Через три минуты «Опель» отогнали. Странник выбрался из затора, объехал квартал и нашел подходящее место для парковки.
– Она не ставит чисел, только время суток. Только ночь, – бормотал старый учитель. – Сколько раз я замечал, что она спит на уроках? Да, ей постоянно хочется спать. И все равно она садится писать свой дневник. Глаза слипаются, буквы прыгают. Почерк у нее ужасный. Почерк человека на грани нервного истощения. Или уже за гранью? Жизнь этого ребенка – вечная ночь, адская, ледяная, бесприютная, населенная плотоядными чудовищами, киборгами, биороботами. К кому же она все-таки спешила в воскресенье вечером? К своему V. или к безымянному киборгу-профессору? Кто ждал ее в машине и нетерпеливо сигналил ей? Два коротких гудка, один длинный.
Он вдруг ясно представил, как Женя кидает монету, как хочется ей, чтобы выпал «орел». Но трижды выпадает «решка».
Когда мне страшно, я наглею. Веду себя, как последняя оторва.
«Конечно, ей стало страшно, что учитель знает и всем расскажет. Бедная, бедная девочка! Только пятнадцать лет! Какой-то Ник, пожилой иностранец, спал с ней почти два года, за деньги. А этот “V.”? Ему за сорок. И тоже спал с ней. Чем же он лучше других, которые ее покупали? Но она любит его, она хочет родить от него ребенка. Он первая ее любовь, из тех, что помнится потом всю жизнь. Конечно, она придумала его себе, создала принца. Наверняка тот еще мерзавец. У девочки совершенно изломанная психика, столько всего происходит с ней страшного, патологического. И никого рядом. Ни души. Кроме этого ее дневника, ни одного полноценного собеседника.

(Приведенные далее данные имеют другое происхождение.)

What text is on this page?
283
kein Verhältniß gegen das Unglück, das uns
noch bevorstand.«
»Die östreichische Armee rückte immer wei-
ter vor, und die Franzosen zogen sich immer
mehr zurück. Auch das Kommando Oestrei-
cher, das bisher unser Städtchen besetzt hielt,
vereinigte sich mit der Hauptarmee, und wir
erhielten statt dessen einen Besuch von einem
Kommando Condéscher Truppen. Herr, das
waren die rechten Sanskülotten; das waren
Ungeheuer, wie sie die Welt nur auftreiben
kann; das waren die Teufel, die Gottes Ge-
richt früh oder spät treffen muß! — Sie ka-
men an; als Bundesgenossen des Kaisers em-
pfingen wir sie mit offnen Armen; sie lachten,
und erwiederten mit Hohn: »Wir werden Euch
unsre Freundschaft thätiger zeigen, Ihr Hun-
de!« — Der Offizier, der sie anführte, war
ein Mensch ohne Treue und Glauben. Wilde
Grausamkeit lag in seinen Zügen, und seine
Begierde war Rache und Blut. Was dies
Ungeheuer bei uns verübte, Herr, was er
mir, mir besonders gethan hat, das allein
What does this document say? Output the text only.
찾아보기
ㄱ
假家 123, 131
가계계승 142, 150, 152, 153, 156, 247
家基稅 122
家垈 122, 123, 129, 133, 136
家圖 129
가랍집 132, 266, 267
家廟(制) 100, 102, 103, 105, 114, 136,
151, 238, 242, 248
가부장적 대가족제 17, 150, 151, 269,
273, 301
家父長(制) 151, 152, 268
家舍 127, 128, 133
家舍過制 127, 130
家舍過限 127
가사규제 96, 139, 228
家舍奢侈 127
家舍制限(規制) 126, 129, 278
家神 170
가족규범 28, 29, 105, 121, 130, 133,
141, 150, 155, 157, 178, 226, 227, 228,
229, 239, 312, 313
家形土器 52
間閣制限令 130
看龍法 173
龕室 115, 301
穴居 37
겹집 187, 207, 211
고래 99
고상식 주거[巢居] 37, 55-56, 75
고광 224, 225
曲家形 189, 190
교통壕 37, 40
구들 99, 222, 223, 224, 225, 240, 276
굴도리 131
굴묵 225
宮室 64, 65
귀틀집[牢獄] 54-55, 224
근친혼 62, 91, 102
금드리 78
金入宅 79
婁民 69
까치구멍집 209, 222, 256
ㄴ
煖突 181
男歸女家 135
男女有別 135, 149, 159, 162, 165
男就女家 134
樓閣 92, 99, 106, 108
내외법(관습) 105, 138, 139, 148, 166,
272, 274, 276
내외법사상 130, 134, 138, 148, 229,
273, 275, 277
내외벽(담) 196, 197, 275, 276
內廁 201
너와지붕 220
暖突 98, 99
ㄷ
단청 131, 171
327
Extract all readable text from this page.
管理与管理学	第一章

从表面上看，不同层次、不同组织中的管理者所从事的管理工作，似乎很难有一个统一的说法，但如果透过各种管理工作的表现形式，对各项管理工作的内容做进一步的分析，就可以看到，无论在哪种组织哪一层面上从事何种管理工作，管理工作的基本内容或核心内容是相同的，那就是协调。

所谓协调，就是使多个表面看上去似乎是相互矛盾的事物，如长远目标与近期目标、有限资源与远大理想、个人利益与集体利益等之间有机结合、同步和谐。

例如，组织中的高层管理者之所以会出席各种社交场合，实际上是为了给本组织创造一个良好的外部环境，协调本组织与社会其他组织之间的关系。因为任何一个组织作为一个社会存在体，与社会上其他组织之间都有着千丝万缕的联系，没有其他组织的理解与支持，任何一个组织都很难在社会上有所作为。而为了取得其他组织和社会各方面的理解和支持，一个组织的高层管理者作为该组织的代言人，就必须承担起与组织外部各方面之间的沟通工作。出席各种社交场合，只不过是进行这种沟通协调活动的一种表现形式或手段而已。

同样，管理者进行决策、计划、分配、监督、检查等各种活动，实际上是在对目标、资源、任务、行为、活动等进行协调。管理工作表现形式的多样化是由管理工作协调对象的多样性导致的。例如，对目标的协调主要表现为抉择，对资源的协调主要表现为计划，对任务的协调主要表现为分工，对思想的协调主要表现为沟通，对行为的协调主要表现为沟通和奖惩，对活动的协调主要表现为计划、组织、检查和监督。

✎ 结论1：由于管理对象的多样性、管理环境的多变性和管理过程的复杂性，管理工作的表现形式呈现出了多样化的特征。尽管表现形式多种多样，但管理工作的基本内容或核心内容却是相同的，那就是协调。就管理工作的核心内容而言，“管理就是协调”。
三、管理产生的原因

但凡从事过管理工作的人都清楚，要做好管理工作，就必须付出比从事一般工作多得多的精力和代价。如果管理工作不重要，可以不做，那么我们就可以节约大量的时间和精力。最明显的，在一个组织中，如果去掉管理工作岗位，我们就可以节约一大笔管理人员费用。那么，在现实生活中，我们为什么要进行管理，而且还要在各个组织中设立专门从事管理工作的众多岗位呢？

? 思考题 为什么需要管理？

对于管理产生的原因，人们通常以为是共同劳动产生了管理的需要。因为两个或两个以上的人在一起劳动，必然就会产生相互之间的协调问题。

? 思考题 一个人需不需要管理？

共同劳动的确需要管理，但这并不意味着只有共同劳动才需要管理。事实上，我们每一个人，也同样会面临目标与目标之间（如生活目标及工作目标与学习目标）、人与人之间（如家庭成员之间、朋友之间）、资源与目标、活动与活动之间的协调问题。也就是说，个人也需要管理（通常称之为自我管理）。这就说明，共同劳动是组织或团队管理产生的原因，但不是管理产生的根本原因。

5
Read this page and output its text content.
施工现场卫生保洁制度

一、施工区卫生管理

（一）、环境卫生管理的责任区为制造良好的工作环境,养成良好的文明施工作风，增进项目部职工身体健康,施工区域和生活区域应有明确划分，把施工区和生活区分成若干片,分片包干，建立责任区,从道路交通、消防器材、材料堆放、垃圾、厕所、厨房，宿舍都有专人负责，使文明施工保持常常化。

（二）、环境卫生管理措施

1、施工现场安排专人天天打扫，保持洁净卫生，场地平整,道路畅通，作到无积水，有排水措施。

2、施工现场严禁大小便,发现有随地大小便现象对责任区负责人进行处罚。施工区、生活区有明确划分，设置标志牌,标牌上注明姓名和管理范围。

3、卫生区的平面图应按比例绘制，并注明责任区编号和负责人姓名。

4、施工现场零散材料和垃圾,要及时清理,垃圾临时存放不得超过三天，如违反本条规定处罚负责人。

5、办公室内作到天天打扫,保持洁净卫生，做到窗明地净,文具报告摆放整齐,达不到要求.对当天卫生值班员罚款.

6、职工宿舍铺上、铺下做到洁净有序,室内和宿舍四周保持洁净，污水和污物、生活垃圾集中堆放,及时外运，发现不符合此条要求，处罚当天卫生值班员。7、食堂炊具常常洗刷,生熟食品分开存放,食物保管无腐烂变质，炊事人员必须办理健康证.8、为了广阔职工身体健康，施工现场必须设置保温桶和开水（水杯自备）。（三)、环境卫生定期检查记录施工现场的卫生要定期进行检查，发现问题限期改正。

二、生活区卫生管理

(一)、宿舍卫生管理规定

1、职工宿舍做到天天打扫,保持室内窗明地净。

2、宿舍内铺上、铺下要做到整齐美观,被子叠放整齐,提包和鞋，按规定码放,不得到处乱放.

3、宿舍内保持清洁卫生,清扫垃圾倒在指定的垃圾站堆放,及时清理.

Впрочем, возможно, я просто отсталый мамонт. Ископаемое, окаменелость из другой эпохи. Мне только кажется, что детство должно оставаться детством, что порнография – это мясная лавка, в которой вместо туш животных продаются тела живых людей, детей, маленьких девочек и мальчиков. Мораль, сострадание, простая чистоплотность давно устарели и никому не интересны, кроме таких, как я, ископаемых. Хотя все это уже было, в разных вариантах повторялось на протяжении всей истории человечества. Рабовладение, языческий Рим, кровавый и развратный, потом инквизиция, эпоха Ивана Грозного в России. Французская революция, русская революция, Гражданская война, сталинские репрессии, Третий рейх, концлагеря. Разве сегодня хуже, страшней?»
Борис Александрович бродил по квартире, шаркал разношенными тапочками, бормотал, говорил с самим собой. Опять стало покалывать сердце.
«Сейчас только не хватало приступа. Надо сходить в поликлинику, с сердцем не шутят. И еще надо отправить письмо сыну. Ему, пожалуй, можно все рассказать, просто поделиться. Очень трудно одному с этим черным ужасом внутри. Как там у нее в дневнике? Технология будущего. Технология прошлого. Технология ада. Да, пожалуй, этот Марк опасней клиентов, которые пользуются детьми. Для них, педофилов, можно найти хотя бы слабые зыбкие оправдания: они больны, не властны над своей похабной страстью.
Есть гениальная книга, возможно, самая гениальная из всего, что написано в двадцатом веке. И в ней, в этой книге, – эстетическое оправдание педофилии. После “Лолиты” мир стал другим. Каждый отдельный человек, прочитав ее, становится другим. Сколько мужчин находит в себе черты Гумберта, с ужасом или с радостью, кому как дано? Сколько женщин, чье детство замарано вкрадчивым вожделением этих Гумбертов, узнает в погибшей нимфетке себя?»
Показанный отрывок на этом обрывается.